Hug Your Family Right Now (inspired by The Impossible)
No Escape
Yes, this movie came and went quickly. It was a bit silly at times and maybe a little bit racist, but this Owen Wilson thriller was terrifying. Essentially, he and his wife try to flee a southeast Asian country with their two daughters in tow, and an entire military force seeks to kill them. It may just be the fact that I have daughters, but I had to rush right home after the movie and hug them.
Runner-up – Room

Comeback Kid
M. Night Shyamalan for The Visit
M. Night, I missed you. You got so prideful for a while there and your movies were nearly intolerable. Suddenly, you filmed a movie on the cheap, did little promotion for it and somehow it’s actually good. Once again, you’ve made me laugh, cringe and scream. And I was feeling this way with you, not at you. Please keep this up.
Runner-up – Johnny Depp in Black Mass (Though sadly he’s going back to silly roles)

Best New Hero
Furiosa (Charlize Theron) from Mad Max: Fury Road
In a movie named after Max, there was a clear hero of the story and it wasn’t him. Furiosa owned this amazing return to the post-apocalyptic franchise. If I’m ever live in a world where life is expendable and water is a commodity, I’m seeking Furiosa out before I do anything else.
Runner-up – Ilsa Faust (Rebecca Ferguson) from Mission: Impossible Rogue Nation

furiosa, mad max, fury road, mad max 4, furiosa movie

Worst Line
“Bees are genetically designed to recognize royalty.” – Jupiter Ascending
Runner-up – “Because I’m fifty shades of ****ed up, Anastasia.” – 50 Shades of Grey

Most Overrated
It Follows
It’s extremely rare to find a horror movie that won’t be forgotten as soon as you see it. It Follows was a festival favorite because it seems to exist as a meta-statement on horror flicks. Above all else, it values the old horror adage of the virgin being the last one to die. This movie immediately creates a great mythos, that is sadly undone when it breaks its own rules.
Runner-up – Trainwreck

And finally the award that once went to Taylor Lautner and Chris Hemsworth…
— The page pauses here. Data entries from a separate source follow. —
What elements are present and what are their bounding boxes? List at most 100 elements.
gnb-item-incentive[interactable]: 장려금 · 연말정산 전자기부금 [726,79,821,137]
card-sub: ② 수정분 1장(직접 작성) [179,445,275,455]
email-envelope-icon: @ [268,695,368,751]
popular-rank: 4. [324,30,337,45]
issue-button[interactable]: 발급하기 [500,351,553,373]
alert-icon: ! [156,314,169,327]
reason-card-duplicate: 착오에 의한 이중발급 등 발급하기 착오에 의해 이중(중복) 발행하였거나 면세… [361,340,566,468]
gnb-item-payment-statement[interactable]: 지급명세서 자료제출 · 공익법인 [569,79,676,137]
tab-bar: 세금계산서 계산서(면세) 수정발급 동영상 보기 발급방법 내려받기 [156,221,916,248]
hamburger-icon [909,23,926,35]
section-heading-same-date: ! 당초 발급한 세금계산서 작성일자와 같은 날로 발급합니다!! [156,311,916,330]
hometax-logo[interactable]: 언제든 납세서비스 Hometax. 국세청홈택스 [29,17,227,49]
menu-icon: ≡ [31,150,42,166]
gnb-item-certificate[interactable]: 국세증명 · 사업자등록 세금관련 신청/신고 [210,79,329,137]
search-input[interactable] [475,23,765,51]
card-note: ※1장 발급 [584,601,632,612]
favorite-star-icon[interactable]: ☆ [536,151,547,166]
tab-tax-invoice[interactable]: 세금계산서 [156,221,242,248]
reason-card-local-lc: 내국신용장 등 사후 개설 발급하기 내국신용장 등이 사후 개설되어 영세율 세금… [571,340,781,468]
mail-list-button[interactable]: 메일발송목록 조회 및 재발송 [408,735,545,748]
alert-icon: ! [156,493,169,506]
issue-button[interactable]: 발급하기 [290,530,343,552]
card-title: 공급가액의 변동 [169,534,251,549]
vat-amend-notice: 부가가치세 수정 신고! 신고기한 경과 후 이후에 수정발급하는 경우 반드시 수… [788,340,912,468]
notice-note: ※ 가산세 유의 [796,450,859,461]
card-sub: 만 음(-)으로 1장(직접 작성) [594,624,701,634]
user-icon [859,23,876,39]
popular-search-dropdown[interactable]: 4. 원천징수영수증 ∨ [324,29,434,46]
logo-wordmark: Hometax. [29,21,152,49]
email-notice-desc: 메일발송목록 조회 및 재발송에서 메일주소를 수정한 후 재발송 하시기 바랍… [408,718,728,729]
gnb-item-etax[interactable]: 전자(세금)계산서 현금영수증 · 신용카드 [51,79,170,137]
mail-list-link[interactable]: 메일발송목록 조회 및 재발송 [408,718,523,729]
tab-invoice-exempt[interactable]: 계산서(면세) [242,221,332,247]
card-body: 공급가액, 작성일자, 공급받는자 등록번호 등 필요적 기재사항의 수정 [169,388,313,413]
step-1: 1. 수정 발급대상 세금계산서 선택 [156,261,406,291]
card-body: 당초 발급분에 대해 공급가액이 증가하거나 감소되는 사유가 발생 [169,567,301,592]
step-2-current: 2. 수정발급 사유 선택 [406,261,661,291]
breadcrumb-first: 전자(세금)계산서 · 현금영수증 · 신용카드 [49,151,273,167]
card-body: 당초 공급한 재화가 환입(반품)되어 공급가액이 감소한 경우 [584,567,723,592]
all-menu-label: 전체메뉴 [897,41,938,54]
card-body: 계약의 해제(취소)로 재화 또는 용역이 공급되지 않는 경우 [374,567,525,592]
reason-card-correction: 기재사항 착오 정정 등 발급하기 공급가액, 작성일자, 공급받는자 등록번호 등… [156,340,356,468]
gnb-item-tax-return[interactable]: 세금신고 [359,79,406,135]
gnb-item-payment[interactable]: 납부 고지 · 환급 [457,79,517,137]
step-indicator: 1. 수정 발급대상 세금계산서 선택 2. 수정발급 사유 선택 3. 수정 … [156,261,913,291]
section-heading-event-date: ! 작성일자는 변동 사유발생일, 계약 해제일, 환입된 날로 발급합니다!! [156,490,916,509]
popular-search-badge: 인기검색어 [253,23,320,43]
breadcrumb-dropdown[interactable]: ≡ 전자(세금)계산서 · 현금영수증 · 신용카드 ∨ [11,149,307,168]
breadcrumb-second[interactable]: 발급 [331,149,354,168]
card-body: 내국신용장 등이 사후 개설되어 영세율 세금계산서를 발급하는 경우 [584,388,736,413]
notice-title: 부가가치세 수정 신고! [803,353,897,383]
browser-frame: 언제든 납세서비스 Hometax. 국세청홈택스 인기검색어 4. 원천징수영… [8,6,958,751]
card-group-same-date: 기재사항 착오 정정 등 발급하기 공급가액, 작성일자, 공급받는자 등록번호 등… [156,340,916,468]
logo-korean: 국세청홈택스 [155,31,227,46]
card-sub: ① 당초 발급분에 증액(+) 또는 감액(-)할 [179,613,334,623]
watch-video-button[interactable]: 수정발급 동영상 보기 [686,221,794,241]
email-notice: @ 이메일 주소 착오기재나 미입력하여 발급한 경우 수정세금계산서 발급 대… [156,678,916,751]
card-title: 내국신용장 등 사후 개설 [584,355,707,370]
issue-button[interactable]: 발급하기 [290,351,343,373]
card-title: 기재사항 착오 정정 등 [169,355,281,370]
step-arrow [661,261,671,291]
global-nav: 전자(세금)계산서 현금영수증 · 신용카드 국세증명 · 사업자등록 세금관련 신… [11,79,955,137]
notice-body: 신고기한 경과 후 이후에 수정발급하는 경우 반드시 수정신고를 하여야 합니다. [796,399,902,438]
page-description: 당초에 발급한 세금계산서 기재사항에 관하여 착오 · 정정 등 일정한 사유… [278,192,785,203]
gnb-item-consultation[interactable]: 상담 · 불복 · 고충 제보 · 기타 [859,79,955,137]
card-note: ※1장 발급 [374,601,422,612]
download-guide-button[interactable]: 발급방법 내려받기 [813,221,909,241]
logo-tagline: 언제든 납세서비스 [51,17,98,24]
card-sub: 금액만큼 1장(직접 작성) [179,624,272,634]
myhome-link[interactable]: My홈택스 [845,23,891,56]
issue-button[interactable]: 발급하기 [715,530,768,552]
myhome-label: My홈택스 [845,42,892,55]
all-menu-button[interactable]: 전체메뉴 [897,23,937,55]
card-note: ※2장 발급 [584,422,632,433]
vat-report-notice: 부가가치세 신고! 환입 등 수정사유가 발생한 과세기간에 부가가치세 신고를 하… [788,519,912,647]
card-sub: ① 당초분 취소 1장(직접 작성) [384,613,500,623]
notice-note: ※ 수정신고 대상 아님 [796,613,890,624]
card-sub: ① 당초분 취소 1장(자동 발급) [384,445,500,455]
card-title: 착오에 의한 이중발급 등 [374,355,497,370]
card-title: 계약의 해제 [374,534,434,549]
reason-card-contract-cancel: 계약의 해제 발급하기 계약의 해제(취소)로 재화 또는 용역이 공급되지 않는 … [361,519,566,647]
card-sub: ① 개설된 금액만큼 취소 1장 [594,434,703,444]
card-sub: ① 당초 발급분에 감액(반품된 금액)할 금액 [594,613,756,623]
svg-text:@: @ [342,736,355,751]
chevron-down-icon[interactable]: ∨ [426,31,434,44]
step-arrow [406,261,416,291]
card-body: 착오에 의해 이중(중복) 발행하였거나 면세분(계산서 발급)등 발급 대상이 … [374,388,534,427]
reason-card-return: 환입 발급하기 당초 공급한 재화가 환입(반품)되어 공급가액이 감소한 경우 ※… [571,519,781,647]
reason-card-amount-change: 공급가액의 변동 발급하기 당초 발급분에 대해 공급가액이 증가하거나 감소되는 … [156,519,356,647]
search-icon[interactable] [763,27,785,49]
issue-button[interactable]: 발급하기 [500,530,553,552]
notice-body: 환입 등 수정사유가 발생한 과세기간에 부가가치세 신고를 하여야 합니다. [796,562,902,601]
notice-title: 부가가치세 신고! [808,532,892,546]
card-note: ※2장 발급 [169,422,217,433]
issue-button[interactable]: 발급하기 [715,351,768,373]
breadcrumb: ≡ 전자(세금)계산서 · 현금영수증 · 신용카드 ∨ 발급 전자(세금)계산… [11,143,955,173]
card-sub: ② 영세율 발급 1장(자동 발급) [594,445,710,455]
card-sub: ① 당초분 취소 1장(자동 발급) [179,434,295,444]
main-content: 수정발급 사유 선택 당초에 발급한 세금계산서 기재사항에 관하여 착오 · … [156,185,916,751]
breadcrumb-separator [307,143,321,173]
Gratuitous Loss of Clothes
Alexandra Daddario in San Andreas
Alexandra Daddario plays the Rock’s daughter in this earthquake schlock-fest. From the early scenes, you know the assets that she brings to the movie. You can almost picture the pitch meeting where they created scenes just so she could swim and lose a layer of clothing every 20 minutes.